Version 11 (modified by shunfa, 12 years ago) (diff) |
---|
Nutch1.5 + Solr3.6.1
下載
Steps
0. 前置環境設定
安裝JAVA,確認環境變數
$ vim ~/.bashrc
加入下列參數(or其他版本的Java路徑)
export JAVA_HOME=/usr/lib/jvm/java-6-sun/
1. Nutch設定
解壓縮nutch安裝包
$ tar zxvf apache-nutch-1.5-bin.tar.gz
- 解壓縮的資料路徑,以下開始以_[$NUTCH_HOME]_表示
確認是否可以執行
- 執行以下指令
$ [$NUTCH_HOME]/bin/nutch
- 執行結果
Usage: nutch COMMAND where COMMAND is one of: crawl one-step crawler for intranets readdb read / dump crawl db mergedb merge crawldb-s, with optional filtering readlinkdb read / dump link db inject inject new urls into the database generate generate new segments to fetch from crawl db freegen generate new segments to fetch from text files fetch fetch a segment's pages parse parse a segment's pages readseg read / dump segment data mergesegs merge several segments, with optional filtering and slicing updatedb update crawl db from segments after fetching invertlinks create a linkdb from parsed segments mergelinkdb merge linkdb-s, with optional filtering solrindex run the solr indexer on parsed segments and linkdb solrdedup remove duplicates from solr solrclean remove HTTP 301 and 404 documents from solr parsechecker check the parser for a given url indexchecker check the indexing filters for a given url domainstats calculate domain statistics from crawldb webgraph generate a web graph from existing segments linkrank run a link analysis program on the generated web graph scoreupdater updates the crawldb with linkrank scores nodedumper dumps the web graph's node scores plugin load a plugin and run one of its classes main() junit runs the given JUnit test or CLASSNAME run the class named CLASSNAME Most commands print help when invoked w/o parameters.
- 若出現以上片段,則執行環境OK!
設定爬取機器人名稱
$ vim [$NUTCH_HOME]/conf/nutch-site.xml
- 加入以下資訊:
<property> <name>http.agent.name</name> <value>My Nutch Spider</value> </property>
設定欲爬取的網址
- 建立網址資料(以爬取http://www.nchc.)
$ mkdir -p [$NUTCH_HOME]/urls $ echo "http://www.nchc.org.tw/tw/" >> [$NUTCH_HOME]/urls/seed.txt
設定filter
$ vim [$NUTCH_HOME]/conf/regex-urlfilter.txt
- 用下列文字取代原始設定
# accept anything else +.
透過指令執行爬取任務
- 深度3層,每層最多抓取五個文件
$ [$NUTCH_HOME]/bin/nutch crawl urls -dir crawl -depth 3 -topN 5 solrUrl is not set, indexing will be skipped... crawl started in: crawl rootUrlDir = urls threads = 10 depth = 3 solrUrl=null topN = 5 Injector: starting at 2012-09-11 16:25:29 Injector: crawlDb: crawl/crawldb Injector: urlDir: urls Injector: Converting injected urls to crawl db entries. ...(略)
- 出現以下訊息,表示已經抓取完成
...(續) LinkDb: URL filter: true LinkDb: internal links will be ignored.

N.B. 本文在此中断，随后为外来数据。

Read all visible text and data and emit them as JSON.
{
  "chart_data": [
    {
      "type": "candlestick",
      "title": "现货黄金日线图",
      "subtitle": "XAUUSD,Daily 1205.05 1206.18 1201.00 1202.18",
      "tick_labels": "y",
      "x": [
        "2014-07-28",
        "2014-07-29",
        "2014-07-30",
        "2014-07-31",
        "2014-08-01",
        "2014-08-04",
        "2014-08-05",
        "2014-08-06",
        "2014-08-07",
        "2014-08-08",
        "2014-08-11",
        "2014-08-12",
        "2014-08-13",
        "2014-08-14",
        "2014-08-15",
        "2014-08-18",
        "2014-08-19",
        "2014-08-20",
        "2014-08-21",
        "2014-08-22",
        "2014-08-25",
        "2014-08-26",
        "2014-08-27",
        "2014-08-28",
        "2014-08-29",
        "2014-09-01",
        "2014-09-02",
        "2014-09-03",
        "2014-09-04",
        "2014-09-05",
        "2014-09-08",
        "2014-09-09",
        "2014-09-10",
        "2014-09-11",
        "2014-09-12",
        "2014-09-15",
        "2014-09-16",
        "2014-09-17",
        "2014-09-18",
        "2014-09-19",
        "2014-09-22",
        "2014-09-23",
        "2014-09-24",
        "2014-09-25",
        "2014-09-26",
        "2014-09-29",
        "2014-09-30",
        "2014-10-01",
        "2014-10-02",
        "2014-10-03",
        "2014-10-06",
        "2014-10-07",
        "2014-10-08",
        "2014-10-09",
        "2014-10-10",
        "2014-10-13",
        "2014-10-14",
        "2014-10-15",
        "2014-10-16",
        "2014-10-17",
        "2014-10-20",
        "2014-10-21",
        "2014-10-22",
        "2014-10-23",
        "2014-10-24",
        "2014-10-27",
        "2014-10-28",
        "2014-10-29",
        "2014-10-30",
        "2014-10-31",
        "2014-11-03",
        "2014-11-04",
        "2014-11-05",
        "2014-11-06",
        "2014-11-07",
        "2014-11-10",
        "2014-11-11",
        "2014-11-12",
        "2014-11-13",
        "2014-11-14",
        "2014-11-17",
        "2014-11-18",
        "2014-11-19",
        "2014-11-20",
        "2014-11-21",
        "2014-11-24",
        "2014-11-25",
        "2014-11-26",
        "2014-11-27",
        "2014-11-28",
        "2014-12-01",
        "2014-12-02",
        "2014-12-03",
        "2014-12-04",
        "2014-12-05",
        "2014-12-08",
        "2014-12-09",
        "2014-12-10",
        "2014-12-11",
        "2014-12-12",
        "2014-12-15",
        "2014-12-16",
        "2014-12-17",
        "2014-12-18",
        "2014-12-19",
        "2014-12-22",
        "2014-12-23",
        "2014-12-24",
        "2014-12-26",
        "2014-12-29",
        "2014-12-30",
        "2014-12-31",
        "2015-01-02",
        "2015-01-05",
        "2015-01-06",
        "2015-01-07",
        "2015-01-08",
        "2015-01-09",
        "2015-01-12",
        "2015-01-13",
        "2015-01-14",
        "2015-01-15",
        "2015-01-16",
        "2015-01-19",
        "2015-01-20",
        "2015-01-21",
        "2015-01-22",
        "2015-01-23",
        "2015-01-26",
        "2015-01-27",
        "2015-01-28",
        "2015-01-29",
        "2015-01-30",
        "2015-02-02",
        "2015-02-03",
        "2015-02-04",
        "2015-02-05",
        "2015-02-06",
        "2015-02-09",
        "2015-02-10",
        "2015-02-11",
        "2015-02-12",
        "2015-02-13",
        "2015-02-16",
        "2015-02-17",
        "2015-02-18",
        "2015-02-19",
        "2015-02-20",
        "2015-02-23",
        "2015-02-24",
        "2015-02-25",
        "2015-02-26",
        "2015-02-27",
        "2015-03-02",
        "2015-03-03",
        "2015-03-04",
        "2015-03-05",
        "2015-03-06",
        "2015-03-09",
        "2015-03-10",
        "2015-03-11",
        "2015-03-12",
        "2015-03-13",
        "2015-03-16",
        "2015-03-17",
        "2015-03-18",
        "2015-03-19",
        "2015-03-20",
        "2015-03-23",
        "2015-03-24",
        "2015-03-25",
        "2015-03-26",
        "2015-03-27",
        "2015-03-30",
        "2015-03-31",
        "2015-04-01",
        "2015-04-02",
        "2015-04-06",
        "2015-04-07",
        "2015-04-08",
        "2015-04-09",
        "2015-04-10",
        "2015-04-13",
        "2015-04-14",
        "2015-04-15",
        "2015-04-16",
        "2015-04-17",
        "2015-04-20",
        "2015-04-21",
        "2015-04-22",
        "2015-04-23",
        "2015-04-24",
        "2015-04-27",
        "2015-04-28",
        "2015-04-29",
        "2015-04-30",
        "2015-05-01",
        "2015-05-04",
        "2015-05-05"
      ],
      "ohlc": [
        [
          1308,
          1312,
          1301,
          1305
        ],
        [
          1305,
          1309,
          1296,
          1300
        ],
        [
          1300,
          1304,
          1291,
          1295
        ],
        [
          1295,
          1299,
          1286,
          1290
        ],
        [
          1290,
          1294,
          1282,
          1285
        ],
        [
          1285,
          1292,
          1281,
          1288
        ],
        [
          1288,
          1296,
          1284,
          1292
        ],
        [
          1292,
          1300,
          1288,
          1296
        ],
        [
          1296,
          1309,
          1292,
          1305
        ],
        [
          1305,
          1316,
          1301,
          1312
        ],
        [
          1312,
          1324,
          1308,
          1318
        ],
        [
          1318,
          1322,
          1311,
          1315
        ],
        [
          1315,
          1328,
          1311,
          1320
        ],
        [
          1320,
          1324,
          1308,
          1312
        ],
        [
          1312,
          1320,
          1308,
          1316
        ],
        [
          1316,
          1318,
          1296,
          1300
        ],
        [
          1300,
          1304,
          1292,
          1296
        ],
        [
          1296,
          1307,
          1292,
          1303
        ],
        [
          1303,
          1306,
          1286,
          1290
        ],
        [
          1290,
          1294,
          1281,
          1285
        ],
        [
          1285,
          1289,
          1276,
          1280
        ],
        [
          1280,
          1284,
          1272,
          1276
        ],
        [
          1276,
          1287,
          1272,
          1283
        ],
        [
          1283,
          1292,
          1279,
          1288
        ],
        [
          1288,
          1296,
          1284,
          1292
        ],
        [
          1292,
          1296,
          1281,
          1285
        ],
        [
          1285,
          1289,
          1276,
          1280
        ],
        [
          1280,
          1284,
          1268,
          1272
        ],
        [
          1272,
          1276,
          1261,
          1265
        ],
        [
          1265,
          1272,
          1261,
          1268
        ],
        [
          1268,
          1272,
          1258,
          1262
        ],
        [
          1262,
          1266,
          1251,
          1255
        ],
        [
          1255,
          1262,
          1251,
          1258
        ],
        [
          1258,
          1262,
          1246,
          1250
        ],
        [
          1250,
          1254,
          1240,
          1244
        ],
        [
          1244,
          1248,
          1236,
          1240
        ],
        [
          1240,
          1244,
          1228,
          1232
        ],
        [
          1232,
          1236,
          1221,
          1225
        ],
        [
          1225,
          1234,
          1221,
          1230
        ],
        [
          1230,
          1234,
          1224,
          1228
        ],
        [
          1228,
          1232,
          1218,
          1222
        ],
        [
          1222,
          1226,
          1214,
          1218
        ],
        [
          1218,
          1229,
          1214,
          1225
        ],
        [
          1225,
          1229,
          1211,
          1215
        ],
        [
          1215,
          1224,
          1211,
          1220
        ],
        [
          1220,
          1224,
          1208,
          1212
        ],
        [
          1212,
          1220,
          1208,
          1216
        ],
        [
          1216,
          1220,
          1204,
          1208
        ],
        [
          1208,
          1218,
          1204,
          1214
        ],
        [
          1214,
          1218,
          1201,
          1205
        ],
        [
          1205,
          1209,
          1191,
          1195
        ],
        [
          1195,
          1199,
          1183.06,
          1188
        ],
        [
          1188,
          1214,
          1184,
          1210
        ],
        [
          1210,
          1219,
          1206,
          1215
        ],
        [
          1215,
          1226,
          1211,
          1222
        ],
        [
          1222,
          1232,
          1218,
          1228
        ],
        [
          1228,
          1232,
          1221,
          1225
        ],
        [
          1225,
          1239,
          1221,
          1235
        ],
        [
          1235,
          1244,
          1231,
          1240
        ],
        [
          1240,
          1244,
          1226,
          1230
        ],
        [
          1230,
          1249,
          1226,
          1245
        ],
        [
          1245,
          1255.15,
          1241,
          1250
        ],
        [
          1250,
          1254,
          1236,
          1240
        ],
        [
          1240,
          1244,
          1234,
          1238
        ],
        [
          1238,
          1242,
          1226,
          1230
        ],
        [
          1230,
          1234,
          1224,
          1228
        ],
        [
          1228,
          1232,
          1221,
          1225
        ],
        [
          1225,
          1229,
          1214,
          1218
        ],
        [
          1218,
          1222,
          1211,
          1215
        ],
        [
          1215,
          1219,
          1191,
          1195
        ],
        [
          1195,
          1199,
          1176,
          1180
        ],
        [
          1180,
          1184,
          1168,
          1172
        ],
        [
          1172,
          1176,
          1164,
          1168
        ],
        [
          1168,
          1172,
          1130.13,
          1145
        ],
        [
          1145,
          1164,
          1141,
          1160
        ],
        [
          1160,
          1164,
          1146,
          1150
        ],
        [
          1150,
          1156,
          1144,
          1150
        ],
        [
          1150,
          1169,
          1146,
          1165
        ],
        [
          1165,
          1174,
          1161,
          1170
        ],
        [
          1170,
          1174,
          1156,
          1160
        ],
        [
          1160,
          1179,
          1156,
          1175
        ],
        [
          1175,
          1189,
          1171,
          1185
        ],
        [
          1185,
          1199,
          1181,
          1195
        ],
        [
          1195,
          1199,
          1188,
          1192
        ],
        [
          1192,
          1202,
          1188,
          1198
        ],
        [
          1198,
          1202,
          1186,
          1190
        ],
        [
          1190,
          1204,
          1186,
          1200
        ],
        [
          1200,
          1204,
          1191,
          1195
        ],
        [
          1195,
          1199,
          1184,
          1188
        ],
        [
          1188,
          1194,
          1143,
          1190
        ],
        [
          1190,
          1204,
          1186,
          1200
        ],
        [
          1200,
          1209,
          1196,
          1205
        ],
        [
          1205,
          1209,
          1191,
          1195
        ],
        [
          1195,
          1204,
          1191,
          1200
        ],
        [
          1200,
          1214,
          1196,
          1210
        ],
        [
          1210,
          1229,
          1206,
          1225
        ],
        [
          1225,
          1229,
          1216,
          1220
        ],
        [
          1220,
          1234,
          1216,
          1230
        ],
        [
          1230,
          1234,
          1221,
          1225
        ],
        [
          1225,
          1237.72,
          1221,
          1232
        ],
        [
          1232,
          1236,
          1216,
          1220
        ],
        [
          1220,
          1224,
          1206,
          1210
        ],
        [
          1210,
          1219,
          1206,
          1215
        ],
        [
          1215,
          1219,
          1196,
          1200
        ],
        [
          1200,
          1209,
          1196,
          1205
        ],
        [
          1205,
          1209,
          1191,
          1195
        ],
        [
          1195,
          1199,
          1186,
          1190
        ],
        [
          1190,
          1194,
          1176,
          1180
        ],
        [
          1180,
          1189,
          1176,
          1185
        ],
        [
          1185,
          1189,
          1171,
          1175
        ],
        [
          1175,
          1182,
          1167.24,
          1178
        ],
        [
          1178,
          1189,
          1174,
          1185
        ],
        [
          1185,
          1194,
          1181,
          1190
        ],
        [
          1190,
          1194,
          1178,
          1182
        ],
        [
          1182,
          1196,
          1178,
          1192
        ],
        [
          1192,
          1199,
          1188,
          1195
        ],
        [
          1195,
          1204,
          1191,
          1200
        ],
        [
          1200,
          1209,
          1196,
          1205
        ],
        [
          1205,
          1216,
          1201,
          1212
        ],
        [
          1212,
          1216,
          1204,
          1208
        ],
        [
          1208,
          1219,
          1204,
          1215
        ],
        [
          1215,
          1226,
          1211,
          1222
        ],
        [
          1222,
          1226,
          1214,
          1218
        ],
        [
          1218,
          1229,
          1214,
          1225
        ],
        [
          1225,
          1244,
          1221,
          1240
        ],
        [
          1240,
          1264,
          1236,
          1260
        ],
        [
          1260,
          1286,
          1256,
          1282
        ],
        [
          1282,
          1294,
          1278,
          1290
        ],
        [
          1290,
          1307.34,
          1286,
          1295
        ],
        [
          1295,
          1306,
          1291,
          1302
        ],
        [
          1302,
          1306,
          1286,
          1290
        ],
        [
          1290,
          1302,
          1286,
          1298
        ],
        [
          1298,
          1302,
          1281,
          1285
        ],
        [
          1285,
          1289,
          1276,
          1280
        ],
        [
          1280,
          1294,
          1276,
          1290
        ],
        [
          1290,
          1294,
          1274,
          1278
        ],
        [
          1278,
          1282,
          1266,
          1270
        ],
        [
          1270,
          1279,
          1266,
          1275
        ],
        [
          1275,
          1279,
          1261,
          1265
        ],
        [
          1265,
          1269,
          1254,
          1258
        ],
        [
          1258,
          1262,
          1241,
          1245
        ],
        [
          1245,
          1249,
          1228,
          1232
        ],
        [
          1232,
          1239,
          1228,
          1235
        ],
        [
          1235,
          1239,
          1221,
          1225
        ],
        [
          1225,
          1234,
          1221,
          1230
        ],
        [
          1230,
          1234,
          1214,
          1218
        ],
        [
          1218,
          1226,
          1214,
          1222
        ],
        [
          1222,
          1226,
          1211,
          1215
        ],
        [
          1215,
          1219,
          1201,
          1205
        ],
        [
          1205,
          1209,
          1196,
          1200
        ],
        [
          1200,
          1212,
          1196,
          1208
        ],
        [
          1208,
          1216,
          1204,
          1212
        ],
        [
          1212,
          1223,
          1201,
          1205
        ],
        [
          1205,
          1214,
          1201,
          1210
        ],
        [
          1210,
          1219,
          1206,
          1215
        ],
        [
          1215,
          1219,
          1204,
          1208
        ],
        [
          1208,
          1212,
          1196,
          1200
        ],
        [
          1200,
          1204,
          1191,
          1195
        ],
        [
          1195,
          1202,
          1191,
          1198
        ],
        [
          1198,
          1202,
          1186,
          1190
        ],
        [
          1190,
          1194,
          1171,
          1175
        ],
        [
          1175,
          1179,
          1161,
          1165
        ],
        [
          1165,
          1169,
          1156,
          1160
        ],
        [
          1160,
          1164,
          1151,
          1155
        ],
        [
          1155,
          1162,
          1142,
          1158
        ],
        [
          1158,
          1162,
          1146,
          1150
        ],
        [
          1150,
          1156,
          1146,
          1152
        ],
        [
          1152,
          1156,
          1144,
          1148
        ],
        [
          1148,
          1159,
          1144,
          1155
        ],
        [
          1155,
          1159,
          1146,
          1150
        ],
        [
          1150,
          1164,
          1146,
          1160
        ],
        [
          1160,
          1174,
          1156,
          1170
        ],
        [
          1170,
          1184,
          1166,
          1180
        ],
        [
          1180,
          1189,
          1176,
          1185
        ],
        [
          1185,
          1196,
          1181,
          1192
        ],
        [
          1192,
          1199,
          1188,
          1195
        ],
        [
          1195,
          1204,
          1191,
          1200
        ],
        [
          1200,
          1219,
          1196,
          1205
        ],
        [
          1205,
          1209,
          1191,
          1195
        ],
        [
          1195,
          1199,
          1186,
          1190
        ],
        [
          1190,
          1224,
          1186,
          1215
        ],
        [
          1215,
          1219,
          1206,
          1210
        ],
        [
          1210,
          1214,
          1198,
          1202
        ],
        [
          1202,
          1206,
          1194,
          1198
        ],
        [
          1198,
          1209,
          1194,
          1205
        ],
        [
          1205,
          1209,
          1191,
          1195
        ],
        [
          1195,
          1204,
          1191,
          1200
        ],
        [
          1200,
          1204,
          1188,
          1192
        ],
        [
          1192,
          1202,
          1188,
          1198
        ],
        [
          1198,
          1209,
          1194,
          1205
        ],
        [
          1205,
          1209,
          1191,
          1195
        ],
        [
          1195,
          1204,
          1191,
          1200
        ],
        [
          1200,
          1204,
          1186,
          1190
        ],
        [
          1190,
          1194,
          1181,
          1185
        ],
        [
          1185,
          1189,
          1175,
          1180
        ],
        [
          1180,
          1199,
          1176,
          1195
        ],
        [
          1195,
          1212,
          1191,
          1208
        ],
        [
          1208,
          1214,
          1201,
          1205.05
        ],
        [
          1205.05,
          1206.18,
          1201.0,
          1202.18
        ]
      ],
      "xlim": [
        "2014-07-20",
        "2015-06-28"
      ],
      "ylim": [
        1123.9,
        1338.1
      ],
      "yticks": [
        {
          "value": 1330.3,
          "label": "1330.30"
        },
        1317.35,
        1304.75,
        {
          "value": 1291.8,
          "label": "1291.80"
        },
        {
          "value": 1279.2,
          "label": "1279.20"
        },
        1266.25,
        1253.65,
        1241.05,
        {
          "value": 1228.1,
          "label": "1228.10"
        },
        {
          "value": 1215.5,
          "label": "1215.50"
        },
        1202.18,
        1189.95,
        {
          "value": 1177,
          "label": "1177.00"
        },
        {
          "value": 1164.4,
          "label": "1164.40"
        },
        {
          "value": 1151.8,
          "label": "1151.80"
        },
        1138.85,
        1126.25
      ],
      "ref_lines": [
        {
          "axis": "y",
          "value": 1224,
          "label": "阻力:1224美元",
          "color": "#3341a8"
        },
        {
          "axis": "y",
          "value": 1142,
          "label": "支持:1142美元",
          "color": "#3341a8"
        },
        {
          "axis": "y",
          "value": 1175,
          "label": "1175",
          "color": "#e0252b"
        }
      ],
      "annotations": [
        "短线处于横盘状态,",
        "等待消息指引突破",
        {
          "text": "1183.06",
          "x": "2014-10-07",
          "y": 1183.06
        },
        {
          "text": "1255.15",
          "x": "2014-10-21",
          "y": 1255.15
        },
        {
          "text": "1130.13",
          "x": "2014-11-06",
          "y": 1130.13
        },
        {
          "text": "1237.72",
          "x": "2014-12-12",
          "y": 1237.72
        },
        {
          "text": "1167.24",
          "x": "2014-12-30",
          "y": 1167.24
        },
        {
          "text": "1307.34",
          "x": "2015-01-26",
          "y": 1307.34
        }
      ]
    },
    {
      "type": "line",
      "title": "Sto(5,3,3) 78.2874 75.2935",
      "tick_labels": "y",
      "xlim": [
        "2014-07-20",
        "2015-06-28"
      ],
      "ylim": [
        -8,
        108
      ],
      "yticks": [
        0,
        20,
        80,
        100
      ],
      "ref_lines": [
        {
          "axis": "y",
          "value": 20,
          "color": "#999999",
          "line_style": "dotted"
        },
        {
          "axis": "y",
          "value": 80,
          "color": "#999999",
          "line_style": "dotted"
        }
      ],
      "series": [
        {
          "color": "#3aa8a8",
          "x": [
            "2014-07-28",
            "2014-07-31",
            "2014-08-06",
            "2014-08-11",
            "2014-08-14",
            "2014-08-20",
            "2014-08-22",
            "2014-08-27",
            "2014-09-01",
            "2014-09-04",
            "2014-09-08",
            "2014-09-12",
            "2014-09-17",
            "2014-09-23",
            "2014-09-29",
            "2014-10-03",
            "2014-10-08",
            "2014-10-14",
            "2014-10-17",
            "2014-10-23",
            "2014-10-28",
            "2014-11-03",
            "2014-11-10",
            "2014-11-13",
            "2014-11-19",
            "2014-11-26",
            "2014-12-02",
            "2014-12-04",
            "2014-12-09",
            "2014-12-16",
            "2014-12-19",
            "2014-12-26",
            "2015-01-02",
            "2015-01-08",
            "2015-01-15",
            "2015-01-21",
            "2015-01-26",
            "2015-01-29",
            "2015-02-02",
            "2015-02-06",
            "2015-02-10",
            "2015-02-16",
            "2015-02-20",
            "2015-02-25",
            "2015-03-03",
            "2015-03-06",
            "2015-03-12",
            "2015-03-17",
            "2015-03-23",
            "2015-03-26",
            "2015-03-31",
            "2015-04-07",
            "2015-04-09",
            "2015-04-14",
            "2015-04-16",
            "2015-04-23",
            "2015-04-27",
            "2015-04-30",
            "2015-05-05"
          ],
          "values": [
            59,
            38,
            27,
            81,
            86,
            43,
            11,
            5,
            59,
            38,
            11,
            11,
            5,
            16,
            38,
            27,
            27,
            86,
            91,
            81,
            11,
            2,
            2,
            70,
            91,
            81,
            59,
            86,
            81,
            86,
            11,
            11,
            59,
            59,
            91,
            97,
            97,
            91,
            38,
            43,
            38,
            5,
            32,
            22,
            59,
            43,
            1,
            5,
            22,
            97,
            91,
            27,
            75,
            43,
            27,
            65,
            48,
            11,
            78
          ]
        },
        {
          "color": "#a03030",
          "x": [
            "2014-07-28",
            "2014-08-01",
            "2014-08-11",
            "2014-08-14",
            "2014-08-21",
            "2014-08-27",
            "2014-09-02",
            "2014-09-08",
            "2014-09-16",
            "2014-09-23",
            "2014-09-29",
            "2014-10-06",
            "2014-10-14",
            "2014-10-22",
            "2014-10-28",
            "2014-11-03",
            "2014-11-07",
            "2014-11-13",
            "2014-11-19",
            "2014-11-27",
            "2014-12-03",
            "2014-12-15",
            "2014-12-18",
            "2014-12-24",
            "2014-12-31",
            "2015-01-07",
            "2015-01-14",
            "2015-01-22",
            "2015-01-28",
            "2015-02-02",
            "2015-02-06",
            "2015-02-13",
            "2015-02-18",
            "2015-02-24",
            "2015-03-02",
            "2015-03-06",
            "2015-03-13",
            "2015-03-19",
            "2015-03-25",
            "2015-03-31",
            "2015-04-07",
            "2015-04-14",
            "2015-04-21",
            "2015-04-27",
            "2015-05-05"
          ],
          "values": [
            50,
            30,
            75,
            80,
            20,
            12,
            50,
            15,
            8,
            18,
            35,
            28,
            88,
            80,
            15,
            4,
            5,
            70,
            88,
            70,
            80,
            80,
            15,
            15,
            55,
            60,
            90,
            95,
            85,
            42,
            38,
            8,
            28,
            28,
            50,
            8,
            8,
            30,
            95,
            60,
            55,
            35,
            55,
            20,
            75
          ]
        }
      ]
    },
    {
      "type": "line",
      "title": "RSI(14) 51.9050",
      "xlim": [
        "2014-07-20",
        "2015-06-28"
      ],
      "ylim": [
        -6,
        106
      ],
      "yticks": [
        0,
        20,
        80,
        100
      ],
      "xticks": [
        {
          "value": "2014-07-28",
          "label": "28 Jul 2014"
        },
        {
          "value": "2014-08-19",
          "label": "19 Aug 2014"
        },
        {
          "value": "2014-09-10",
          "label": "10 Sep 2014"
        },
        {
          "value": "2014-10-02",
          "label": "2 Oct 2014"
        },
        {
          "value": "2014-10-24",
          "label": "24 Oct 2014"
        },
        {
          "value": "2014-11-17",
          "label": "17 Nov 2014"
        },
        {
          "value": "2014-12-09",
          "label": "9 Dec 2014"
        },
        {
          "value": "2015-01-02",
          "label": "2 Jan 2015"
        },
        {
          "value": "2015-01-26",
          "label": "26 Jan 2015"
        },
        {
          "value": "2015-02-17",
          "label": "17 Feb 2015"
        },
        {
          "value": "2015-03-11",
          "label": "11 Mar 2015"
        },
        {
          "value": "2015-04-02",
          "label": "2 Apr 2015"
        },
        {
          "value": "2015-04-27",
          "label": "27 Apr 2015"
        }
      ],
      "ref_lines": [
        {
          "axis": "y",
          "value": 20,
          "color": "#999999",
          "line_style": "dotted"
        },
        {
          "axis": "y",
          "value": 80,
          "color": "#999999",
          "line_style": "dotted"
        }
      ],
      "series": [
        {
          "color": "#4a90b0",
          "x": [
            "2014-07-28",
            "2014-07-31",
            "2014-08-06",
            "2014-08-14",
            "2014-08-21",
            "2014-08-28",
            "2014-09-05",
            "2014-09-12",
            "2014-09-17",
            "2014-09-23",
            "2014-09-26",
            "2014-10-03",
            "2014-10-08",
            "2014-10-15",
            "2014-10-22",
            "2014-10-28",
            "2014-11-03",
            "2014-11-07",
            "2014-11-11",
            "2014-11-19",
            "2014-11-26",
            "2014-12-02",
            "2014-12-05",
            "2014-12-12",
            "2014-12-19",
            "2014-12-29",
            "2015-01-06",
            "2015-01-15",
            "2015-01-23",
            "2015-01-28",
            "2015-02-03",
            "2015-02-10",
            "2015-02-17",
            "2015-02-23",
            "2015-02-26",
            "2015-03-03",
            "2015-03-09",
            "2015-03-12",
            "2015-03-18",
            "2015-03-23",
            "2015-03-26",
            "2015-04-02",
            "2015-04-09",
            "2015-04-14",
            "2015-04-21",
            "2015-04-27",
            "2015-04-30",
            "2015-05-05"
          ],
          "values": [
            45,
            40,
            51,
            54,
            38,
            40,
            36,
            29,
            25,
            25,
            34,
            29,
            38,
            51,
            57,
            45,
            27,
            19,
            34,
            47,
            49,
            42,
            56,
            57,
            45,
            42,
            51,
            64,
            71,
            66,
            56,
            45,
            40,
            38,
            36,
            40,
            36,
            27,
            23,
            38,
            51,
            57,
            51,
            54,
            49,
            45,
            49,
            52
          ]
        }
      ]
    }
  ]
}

LinkDb: adding segment: file:/opt/nutch-1.5.1/crawl/segments/20120911164453 LinkDb: adding segment: file:/opt/nutch-1.5.1/crawl/segments/20120911162645 LinkDb: adding segment: file:/opt/nutch-1.5.1/crawl/segments/20120911141825 LinkDb: adding segment: file:/opt/nutch-1.5.1/crawl/segments/20120911164356 LinkDb: adding segment: file:/opt/nutch-1.5.1/crawl/segments/20120911141743 LinkDb: adding segment: file:/opt/nutch-1.5.1/crawl/segments/20120911162554 LinkDb: adding segment: file:/opt/nutch-1.5.1/crawl/segments/20120911164253 LinkDb: adding segment: file:/opt/nutch-1.5.1/crawl/segments/20120911162748 LinkDb: adding segment: file:/opt/nutch-1.5.1/crawl/segments/20120911142510 LinkDb: merging with existing linkdb: crawl/linkdb LinkDb: finished at 2012-09-11 16:46:29, elapsed: 00:00:41 crawl finished: crawl
2. 配置Solr
解壓縮Solr
$ tar zxvf apache-solr-3.6.1.tgz
- 解壓縮的資料路徑,以下開始以_[$SOLR_HOME]_表示
配置schema.xml
- 保持良好習慣,修改原始檔案前請先備份
$ mv [$SOLR_HOME]/example/solr/conf/schema.xml [$SOLR_HOME]/example/solr/conf/schema.xml.ori
- 將Nutch的配置複製到Solr中
$ cp [$NUTCH_HOME]/conf/schema.xml [$SOLR_HOME]/example/solr/conf/
啟動Solr
$ cd [$SOLR_HOME]/example $ java -jar start.jar
- 用瀏覽器開啟Solr
http://localhost:8983/solr/admin/ http://localhost:8983/solr/admin/stats.jsp
3. 將Nutch 的 index 匯入至 Solr
$ [$NUTCH_HOME]/bin/nutch solrindex http://127.0.0.1:8983/solr/ crawl/crawldb -linkdb crawl/linkdb crawl/segments/* SolrIndexer: starting at 2012-09-11 16:59:32 Indexing 99 documents ...
4. 修改Solr設定
- 根據官方文件步驟,無法順利完成"Query",當送出搜尋時,會出現text沒有定義之類的訊息,於是必須修改Solr相關的設定檔
1.修改schema.xml欄位
$ cd [$SOLR_HOME]/example/solr/conf $ vim schema.xml
- 修改行號如下:
# 31: <schema name="nutch" version="1.5"> # 80: <field name="content" type="text" stored="true" indexed="true"/>
2.修改solrconfig.xml欄位
$ cd [$SOLR_HOME]/example/solr/conf $ vim solrconfig.xml
- 修改如下:
把所有的<str name="df">text</str>改成<str name="df">content</str>
- 說明:由於目前的配置是nutch針對solr前一版本所撰寫,新版的配置預設以由text改成content(詳情可見schema.xml中的defaultSearchField項目)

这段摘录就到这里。